しかしえらく優しそうな顔をしている男だ。40代前半といったところだろうか、雪を引き取った際は余り顔をじっくり見なかったが、あの時もありがとうありがとうと何度もこちらにお礼の言葉を向けた。
小さな動物病院だったが、ネットの口コミを改めて見ると中々評判が良い。この間はいなかった女性が心配そうに雪を見つめている。おそらく、獣医の奥さんだと思われる。
夫婦で切り盛りをしているとネットで書かれていたのを思い出した。この奥さんがまた人の好さそうな人間だった。

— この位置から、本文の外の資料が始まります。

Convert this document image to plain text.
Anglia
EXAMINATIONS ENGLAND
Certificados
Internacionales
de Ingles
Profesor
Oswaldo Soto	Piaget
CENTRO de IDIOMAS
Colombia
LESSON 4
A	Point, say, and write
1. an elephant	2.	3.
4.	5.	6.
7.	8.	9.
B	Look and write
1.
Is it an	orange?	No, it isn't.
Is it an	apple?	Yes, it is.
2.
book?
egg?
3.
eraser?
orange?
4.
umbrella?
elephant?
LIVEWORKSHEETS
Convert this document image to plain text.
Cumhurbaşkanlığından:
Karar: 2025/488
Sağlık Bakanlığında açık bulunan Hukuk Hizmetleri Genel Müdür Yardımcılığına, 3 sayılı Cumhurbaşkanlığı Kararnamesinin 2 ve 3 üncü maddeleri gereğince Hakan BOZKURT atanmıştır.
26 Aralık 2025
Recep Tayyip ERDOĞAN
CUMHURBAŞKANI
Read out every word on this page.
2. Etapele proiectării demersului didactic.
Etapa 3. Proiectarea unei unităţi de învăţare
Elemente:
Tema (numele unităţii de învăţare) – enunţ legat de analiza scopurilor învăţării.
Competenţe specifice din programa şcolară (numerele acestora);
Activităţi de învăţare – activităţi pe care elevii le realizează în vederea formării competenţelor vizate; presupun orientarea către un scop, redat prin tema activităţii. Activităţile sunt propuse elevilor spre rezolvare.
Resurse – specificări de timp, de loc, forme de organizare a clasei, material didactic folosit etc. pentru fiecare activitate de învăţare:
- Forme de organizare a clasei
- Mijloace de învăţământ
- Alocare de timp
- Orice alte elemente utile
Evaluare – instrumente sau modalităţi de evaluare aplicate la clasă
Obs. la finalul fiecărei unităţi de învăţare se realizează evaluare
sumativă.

一通り雪の診察をした獣医は「あんまり状態はよろしくありません」と言った。
その言葉を聞いた美麗の大きな瞳には涙がいっぱい。
今にも嗚咽を上げて、その場に崩れ落ちて行ってしまいそうだった。
そんな美麗に「大丈夫…?」と奥さんが声を掛けた。ぽろぽろと大粒の涙が頬へ零れ落ちる。
「雪ちゃんは、元々ここに連れて来られた時から栄養状態が兄弟の中では1番良くはなかった。産まれた時から未熟児でしたし
きっと肺炎を起こしてしまっているのだと思います。このまま放っておけば……」
そこまで獣医が言ったら、隣にいた美麗の喉元からひゅっと音がして、獣医と奥さん交互に見つめ馬鹿でかい声を出しやがった。
「助けてくださいッ…
助けてくださいッ!」
おいおい、お前は世界の中心で愛を叫ぶかよ。いや、今叫んでるのは愛ではなく、助けを求めているのだが。
必死に頭を下げる美麗に奥さんは寄り添い、優しく背中をさする。